4. Exotic backpropagation-free optimizer: ShakingTree optimizer

Here I’ll introduce a new kind of exotic optimizer which I named “Shaking Tree optimizer”.

Why “ShakingTree”? Because we’re going to randomly change the weights, like if we were shaking the graph as a tree or if we were randomly shaking some branches so that only the weaker ones are replaced by greater ones.

Theory

The goal is of course to do better than a backpropagation algorithm. How does backprop work? (1) do the forward pass (2) compute the loss (3) do complex computations to evaluate the gradients (4) loop.

Can you change the weights of a neural network without doing a forward pass to compute the loss? Well at some points you need to evaluate what you’re doing and how it impacts the loss (1)+(2), so the main thing I wanted to remove is the gradients computations (3).

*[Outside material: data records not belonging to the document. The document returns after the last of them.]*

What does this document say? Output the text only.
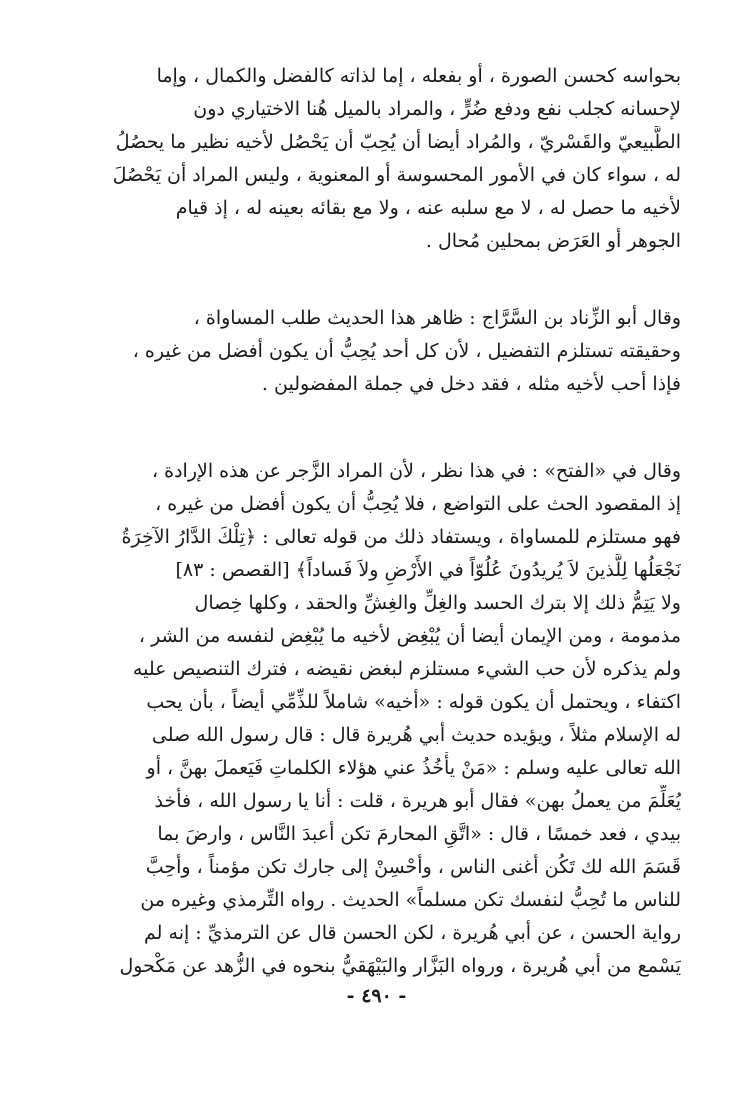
بحواسه كحسن الصورة ، أو بفعله ، إما لذاته كالفضل والكمال ، وإما
لإحسانه كجلب نفع ودفع ضُرٍّ ، والمراد بالميل هُنا الاختياري دون
الطَّبيعيّ والقَسْريّ ، والمُراد أيضا أن يُحِبّ أن يَحْصُل لأخيه نظير ما يحصُلُ
له ، سواء كان في الأمور المحسوسة أو المعنوية ، وليس المراد أن يَحْصُلَ
لأخيه ما حصل له ، لا مع سلبه عنه ، ولا مع بقائه بعينه له ، إذ قيام
الجوهر أو العَرَض بمحلين مُحال .
وقال أبو الزِّناد بن السَّرَّاج : ظاهر هذا الحديث طلب المساواة ،
وحقيقته تستلزم التفضيل ، لأن كل أحد يُحِبُّ أن يكون أفضل من غيره ،
فإذا أحب لأخيه مثله ، فقد دخل في جملة المفضولين .
وقال في «الفتح» : في هذا نظر ، لأن المراد الزَّجر عن هذه الإرادة ،
إذ المقصود الحث على التواضع ، فلا يُحِبُّ أن يكون أفضل من غيره ،
فهو مستلزم للمساواة ، ويستفاد ذلك من قوله تعالى : ﴿تِلْكَ الدَّارُ الآخِرَةُ
نَجْعَلُها لِلَّذينَ لاَ يُريدُونَ عُلُوّاً في الأَرْضِ ولاَ فَساداً﴾ [القصص : ٨٣]
ولا يَتِمُّ ذلك إلا بترك الحسد والغِلِّ والغِشِّ والحقد ، وكلها خِصال
مذمومة ، ومن الإيمان أيضا أن يُبْغِض لأخيه ما يُبْغِض لنفسه من الشر ،
ولم يذكره لأن حب الشيء مستلزم لبغض نقيضه ، فترك التنصيص عليه
اكتفاء ، ويحتمل أن يكون قوله : «أخيه» شاملاً للذِّمِّي أيضاً ، بأن يحب
له الإسلام مثلاً ، ويؤيده حديث أبي هُريرة قال : قال رسول الله صلى
الله تعالى عليه وسلم : «مَنْ يأْخُذُ عني هؤلاء الكلماتِ فَيَعملَ بهنَّ ، أو
يُعَلِّمَ من يعملُ بهن» فقال أبو هريرة ، قلت : أنا يا رسول الله ، فأخذ
بيدي ، فعد خمسًا ، قال : «اتَّقِ المحارمَ تكن أعبدَ النَّاس ، وارضَ بما
قَسَمَ الله لك تَكُن أغنى الناس ، وأحْسِنْ إلى جارك تكن مؤمناً ، وأحِبَّ
للناس ما تُحِبُّ لنفسك تكن مسلماً» الحديث . رواه التِّرمذي وغيره من
رواية الحسن ، عن أبي هُريرة ، لكن الحسن قال عن الترمذيِّ : إنه لم
يَسْمع من أبي هُريرة ، ورواه البَزَّار والبَيْهَقيُّ بنحوه في الزُّهد عن مَكْحول
- ٤٩٠ -
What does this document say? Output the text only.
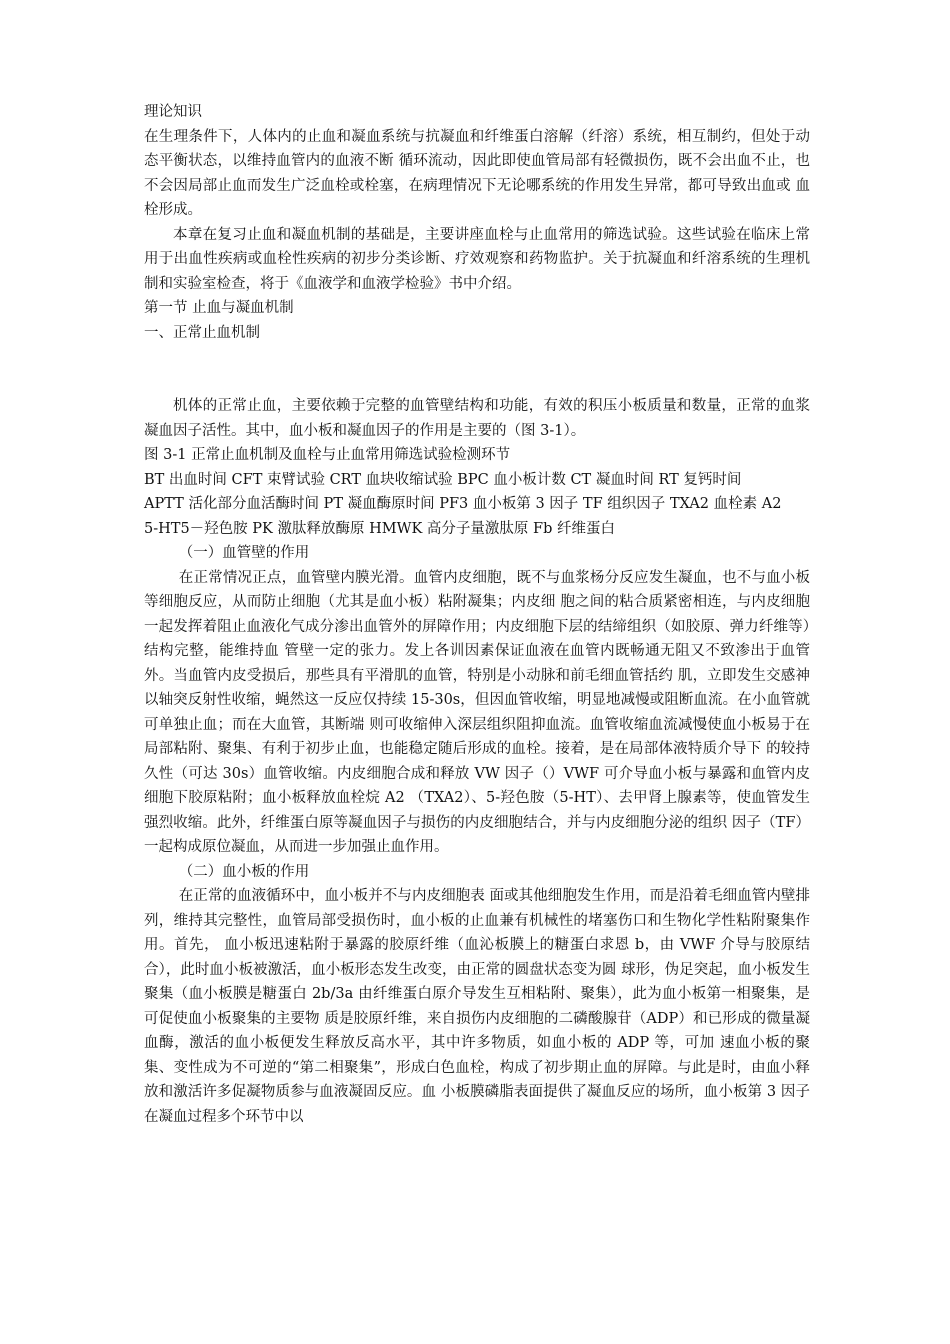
理论知识

在生理条件下，人体内的止血和凝血系统与抗凝血和纤维蛋白溶解（纤溶）系统，相互制约，但处于动态平衡状态，以维持血管内的血液不断 循环流动，因此即使血管局部有轻微损伤，既不会出血不止，也不会因局部止血而发生广泛血栓或栓塞，在病理情况下无论哪系统的作用发生异常，都可导致出血或 血栓形成。

本章在复习止血和凝血机制的基础是，主要讲座血栓与止血常用的筛选试验。这些试验在临床上常用于出血性疾病或血栓性疾病的初步分类诊断、疗效观察和药物监护。关于抗凝血和纤溶系统的生理机制和实验室检查，将于《血液学和血液学检验》书中介绍。

第一节 止血与凝血机制

一、正常止血机制

机体的正常止血，主要依赖于完整的血管壁结构和功能，有效的积压小板质量和数量，正常的血浆凝血因子活性。其中，血小板和凝血因子的作用是主要的（图 3-1）。

图 3-1 正常止血机制及血栓与止血常用筛选试验检测环节

BT 出血时间 CFT 束臂试验 CRT 血块收缩试验 BPC 血小板计数 CT 凝血时间 RT 复钙时间

APTT 活化部分血活酶时间 PT 凝血酶原时间 PF3 血小板第 3 因子 TF 组织因子 TXA2 血栓素 A2

5-HT5－羟色胺 PK 激肽释放酶原 HMWK 高分子量激肽原 Fb 纤维蛋白

（一）血管壁的作用

在正常情况正点，血管壁内膜光滑。血管内皮细胞，既不与血浆杨分反应发生凝血，也不与血小板等细胞反应，从而防止细胞（尤其是血小板）粘附凝集；内皮细 胞之间的粘合质紧密相连，与内皮细胞一起发挥着阻止血液化气成分渗出血管外的屏障作用；内皮细胞下层的结缔组织（如胶原、弹力纤维等）结构完整，能维持血 管壁一定的张力。发上各训因素保证血液在血管内既畅通无阻又不致渗出于血管外。当血管内皮受损后，那些具有平滑肌的血管，特别是小动脉和前毛细血管括约 肌，立即发生交感神以轴突反射性收缩，蝇然这一反应仅持续 15-30s，但因血管收缩，明显地减慢或阻断血流。在小血管就可单独止血；而在大血管，其断端 则可收缩伸入深层组织阻抑血流。血管收缩血流减慢使血小板易于在局部粘附、聚集、有利于初步止血，也能稳定随后形成的血栓。接着，是在局部体液特质介导下 的较持久性（可达 30s）血管收缩。内皮细胞合成和释放 VW 因子（）VWF 可介导血小板与暴露和血管内皮细胞下胶原粘附；血小板释放血栓烷 A2 （TXA2）、5-羟色胺（5-HT）、去甲肾上腺素等，使血管发生强烈收缩。此外，纤维蛋白原等凝血因子与损伤的内皮细胞结合，并与内皮细胞分泌的组织 因子（TF）一起构成原位凝血，从而进一步加强止血作用。

（二）血小板的作用

在正常的血液循环中，血小板并不与内皮细胞表 面或其他细胞发生作用，而是沿着毛细血管内壁排列，维持其完整性，血管局部受损伤时，血小板的止血兼有机械性的堵塞伤口和生物化学性粘附聚集作用。首先， 血小板迅速粘附于暴露的胶原纤维（血沁板膜上的糖蛋白求恩 b，由 VWF 介导与胶原结合），此时血小板被激活，血小板形态发生改变，由正常的圆盘状态变为圆 球形，伪足突起，血小板发生聚集（血小板膜是糖蛋白 2b/3a 由纤维蛋白原介导发生互相粘附、聚集），此为血小板第一相聚集，是可促使血小板聚集的主要物 质是胶原纤维，来自损伤内皮细胞的二磷酸腺苷（ADP）和已形成的微量凝血酶，激活的血小板便发生释放反高水平，其中许多物质，如血小板的 ADP 等，可加 速血小板的聚集、变性成为不可逆的“第二相聚集”，形成白色血栓，构成了初步期止血的屏障。与此是时，由血小释放和激活许多促凝物质参与血液凝固反应。血 小板膜磷脂表面提供了凝血反应的场所，血小板第 3 因子在凝血过程多个环节中以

But I still need a way to change the weights. Ok, some people tried genetic algorithms, it works but it’s quite random, and of course the more weights, the harder it gets to find the right values…but that’s also true with vanishing gradients. We know that gradients give a great estimation of how to change the weights of a neural network. The main idea of ShakingTree is to try to approximate the gradients (OR something that would be at least as great as gradients) from random values without explicitly computing the gradients.

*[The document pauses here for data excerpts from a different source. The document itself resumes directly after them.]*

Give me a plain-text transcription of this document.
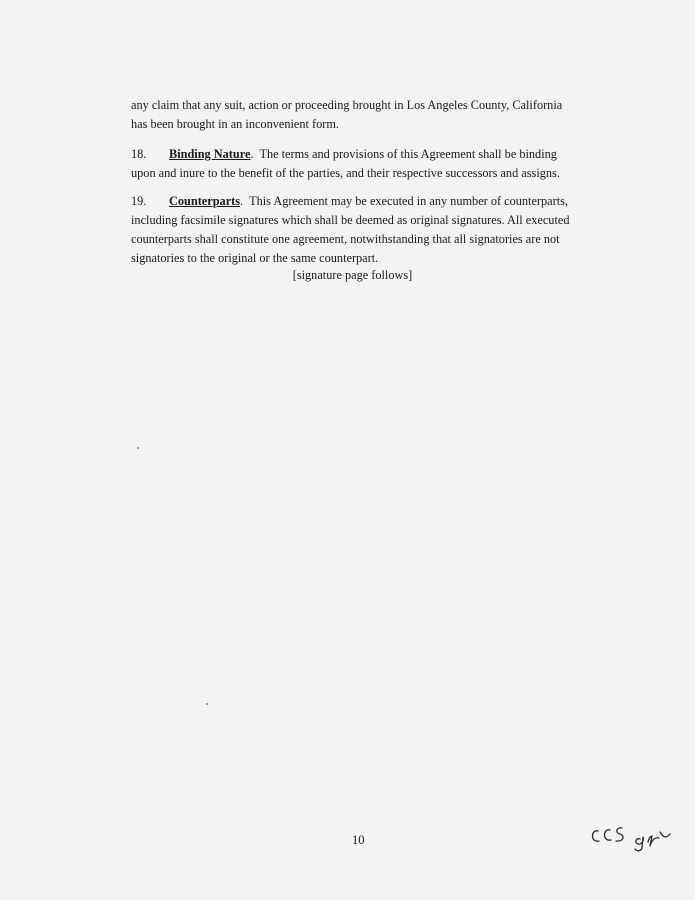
any claim that any suit, action or proceeding brought in Los Angeles County, California
has been brought in an inconvenient form.
18. Binding Nature. The terms and provisions of this Agreement shall be binding
upon and inure to the benefit of the parties, and their respective successors and assigns.
19. Counterparts. This Agreement may be executed in any number of counterparts,
including facsimile signatures which shall be deemed as original signatures. All executed
counterparts shall constitute one agreement, notwithstanding that all signatories are not
signatories to the original or the same counterpart.
[signature page follows]
10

So, is it worth it to quickly try random values? Or is it better to slowly compute gradients? Is there a way to be quick and compute “random” values that end up being better than the gradients? That’s what I tried to answer.

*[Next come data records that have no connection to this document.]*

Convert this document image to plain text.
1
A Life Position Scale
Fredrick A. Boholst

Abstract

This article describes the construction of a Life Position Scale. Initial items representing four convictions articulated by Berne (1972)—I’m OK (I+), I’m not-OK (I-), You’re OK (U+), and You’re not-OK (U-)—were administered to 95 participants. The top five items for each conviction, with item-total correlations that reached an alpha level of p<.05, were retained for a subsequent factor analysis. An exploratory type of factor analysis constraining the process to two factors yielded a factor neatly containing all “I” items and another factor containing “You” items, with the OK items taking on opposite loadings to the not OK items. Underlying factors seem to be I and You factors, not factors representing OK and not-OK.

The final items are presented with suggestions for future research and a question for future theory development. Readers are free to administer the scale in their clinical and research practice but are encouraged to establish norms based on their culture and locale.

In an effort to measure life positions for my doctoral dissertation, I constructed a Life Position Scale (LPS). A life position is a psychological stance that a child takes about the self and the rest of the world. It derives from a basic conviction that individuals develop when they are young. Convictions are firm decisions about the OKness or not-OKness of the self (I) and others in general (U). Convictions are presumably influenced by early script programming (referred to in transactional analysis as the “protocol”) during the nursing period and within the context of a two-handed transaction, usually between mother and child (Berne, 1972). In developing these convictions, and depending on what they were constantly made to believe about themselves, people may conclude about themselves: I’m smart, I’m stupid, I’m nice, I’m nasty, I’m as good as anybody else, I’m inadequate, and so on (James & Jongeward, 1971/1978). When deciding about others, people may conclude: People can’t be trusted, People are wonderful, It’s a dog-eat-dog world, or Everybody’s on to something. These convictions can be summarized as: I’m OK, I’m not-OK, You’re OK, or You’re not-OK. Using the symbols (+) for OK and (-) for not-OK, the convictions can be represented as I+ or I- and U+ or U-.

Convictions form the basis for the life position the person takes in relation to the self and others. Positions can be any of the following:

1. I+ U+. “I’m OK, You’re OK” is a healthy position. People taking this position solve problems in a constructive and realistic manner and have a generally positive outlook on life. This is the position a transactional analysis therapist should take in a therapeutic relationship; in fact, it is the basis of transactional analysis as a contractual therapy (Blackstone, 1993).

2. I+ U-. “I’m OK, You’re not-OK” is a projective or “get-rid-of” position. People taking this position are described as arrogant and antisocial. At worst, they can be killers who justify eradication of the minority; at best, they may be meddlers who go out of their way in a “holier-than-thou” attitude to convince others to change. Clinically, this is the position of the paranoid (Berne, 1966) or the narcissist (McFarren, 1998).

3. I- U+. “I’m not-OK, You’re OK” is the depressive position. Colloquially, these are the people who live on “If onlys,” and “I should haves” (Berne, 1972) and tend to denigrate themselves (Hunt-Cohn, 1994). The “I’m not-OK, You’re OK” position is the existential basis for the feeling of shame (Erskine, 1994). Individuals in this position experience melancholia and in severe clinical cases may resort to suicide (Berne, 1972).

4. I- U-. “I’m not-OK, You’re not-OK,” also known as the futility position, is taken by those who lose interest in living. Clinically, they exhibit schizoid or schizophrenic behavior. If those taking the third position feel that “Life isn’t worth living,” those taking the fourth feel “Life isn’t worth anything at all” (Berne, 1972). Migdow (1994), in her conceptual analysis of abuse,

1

I tried two methods, a “basic” one and a “complex” one.

  1. Basic method
  • Evaluate the score with current weights on a part of the dataset
  • Save current weights
  • Apply new weights randomly (amplitude, distribution, number of weights etc.. many hyperparameters)
  • Re-evaluate the score on (another?) part of the dataset
  • If the new score is worst, re-apply old weights

2. Complex method

  • Evaluate the score with current weights
  • Generate a delta to be applied to all weights (this delta is meant to act like the gradients)
  • Apply the delta weight, evaluate it, save the delta score and the delta weight
  • Now technically you can evaluate a kind of f(delta_weight) = delta_score (that’s what the gradients aim to be!)
  • Each N iterations, average the delta_weight of the weights that reduced the score (delta_score < 0), and apply that delta

That’s all for the theory, now you know the idea, what are the resuls?

In practice

The dataset contains two 2d-gaussian distribution, so input is size 2 and output is size 1 (<0.5 is first gaussian, ≥ 0.5 is the second onde), so that’s far from any real-world use case for deep learning algorithm. I don’t tune hyerparameters much. Meaning I’m pretty sure any of these curves could be higher or lower than the others with tuning but as we’re not in a real-world use case, it doesn’t really matter. The neural network contains five 10-neurons hidden layer with sigmoid activations (again, far from real-world use case).

The plots:

Loss on test set = f(seconds) on a dedicated machine

Why is it noisy? Because it’s random and it can sometimes quickly get to bad results. The fact that it goes from bad results to good results partially shows how easy the task is (but changing the final output layer parameters’ can also quickly give bad results and changing them back again can give good results again quickly). minimizeBasicLarger2 and minimizeBasic are the same configuration of the basic method of ShakingTree with different hyperparameters. Backpropagation is in blue and the complex version of ShakingTree is in red.

The first hyperparameters I chose for minimizeBasicLarger gave much more random results so I changed them once or twice, giving the green curve. I didn’t change the parameters of the other algorithms on that particular task.

Keeping only the best iteration:

Best loss on test set = f(seconds) on a dedicated machine

Limitations

Just to be clear, be sure that these algorithms do bad outside of their confort zone, which, again, to be honest, would be the confort zone of many other algorithms that don’t scale. For example, the minimizeBasic algorithm changes one weight per iteration, which is ok in a neural network with 500 weights but you sure can’t use that version for a neural network with 5M parameters. And if you randomly change 500.000 weights, you’re less prone to find a great configuration by chance, meaning you have to use smarter metrics.

These ShakingTree algorithms with their worst hyperparameters could probably look like a random search but the added hyperparameters are there to avoid being too close to a random search. These algorithms could probably also be approximated by genetic algorithms, but the same apply, it’s not exactly the same algorithm.

We’re not doing much better than any algorithm that probably performs well on MNIST and actually proving that these algorithms work on these datasets is far from being able to prove that they work on real-life dataset. But maybe with some hyperparameter tuning and with a more tensor-oriented approach it could be applied to convolutional filters on a more standard framework like Pytorch.

This article is mainly a proposition for a new backpropagation-free algorithm. There are many other backprop-free algorithms that could perform better on small dataset with small networks, but which probably are always worst than backprop on larger datasets with larger networks.